Estas práticas consistem numa certa regularidade de enunciados que definem

um objeto – seja ele a sexualidade ou a loucura, estudadas por Foucault, a

economia, a política, ou o jornalismo – e que delimitam o que pode ou não ser dito

sobre o objeto, demarcando os sujeitos do discurso, quem pode ou não falar sobre o

objeto. Esta regularidade que produz uma prática discursiva não deve ser

confundida com uma coerência sistemática, porque Foucault lembra que o discurso

ocorre num evento histórico.

O outro componente do conceito foucaultiano de discurso é a negativa da idéia

de que a linguagem é uma atividade expressiva, no sentido de expressar emoções ou

idéias individuais. Para ele, as diferentes práticas discursivas numa sociedade

permitem a construção de várias posições de sujeitos, que levam a escrever ou falar

dentro de determinadas perspectivas sobre determinados objetos.

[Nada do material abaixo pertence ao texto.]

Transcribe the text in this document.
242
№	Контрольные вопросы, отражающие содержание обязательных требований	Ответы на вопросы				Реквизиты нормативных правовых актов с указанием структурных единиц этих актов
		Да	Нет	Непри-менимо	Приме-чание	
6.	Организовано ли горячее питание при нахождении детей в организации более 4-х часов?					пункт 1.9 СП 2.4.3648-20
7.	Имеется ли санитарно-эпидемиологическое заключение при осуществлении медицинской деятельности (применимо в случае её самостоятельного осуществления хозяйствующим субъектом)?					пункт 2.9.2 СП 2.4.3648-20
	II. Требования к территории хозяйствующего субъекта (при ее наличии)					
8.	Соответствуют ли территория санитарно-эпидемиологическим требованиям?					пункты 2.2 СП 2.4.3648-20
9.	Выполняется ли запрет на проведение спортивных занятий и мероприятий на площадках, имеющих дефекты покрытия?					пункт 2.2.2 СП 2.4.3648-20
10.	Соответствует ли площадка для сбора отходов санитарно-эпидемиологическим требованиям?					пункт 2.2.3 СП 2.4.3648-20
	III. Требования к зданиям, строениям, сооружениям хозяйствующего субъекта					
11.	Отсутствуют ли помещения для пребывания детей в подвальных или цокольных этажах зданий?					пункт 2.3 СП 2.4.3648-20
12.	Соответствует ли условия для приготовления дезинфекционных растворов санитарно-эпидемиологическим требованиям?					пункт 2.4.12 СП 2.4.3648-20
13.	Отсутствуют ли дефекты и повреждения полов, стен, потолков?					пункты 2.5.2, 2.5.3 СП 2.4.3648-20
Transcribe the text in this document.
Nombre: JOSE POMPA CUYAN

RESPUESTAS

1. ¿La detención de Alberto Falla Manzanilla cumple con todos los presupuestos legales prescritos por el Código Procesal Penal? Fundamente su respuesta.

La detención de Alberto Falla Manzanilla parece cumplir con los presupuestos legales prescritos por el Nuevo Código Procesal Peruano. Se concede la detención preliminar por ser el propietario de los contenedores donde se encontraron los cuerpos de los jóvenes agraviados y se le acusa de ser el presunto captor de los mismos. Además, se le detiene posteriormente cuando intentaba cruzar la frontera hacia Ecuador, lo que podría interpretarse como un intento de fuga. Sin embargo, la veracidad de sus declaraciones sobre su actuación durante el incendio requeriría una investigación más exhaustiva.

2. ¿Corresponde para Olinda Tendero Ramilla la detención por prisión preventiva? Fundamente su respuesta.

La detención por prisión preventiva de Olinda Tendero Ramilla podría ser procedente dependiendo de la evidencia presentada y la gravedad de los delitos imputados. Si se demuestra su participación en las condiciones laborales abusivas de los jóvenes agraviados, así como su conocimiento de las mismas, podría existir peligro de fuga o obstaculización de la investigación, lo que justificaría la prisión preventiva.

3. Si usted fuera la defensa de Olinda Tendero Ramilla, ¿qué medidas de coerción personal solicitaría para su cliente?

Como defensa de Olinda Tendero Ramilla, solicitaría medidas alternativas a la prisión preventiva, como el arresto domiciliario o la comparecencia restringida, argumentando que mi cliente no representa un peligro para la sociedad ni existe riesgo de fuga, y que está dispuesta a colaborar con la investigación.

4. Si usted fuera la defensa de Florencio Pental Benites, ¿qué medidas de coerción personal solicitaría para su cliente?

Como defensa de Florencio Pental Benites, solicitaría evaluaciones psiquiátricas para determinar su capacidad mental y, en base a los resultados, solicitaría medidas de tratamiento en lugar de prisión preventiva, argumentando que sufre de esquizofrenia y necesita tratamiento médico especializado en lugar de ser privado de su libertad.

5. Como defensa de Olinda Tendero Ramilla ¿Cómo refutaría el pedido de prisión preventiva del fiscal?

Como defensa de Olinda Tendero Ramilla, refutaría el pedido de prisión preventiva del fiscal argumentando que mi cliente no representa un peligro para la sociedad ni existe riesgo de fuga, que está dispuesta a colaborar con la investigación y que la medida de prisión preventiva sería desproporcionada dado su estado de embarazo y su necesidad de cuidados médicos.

Na famosa aula inaugural no Collège de France, pronunciada em 2 de

dezembro de 1970, Foucault lançou as bases do que chamou de ‘ordem do

discurso’, propondo quatro noções que devem servir de princípio regulador para a

análise: o acontecimento, a série, a regularidade, a condição de possibilidade. E

define o que entende por discurso: “o discurso não é simplesmente aquilo que

traduz as lutas ou os sistemas de dominação, mas aquilo por que e pelo que se luta,

o poder do qual nos queremos apoderar” (1971:10).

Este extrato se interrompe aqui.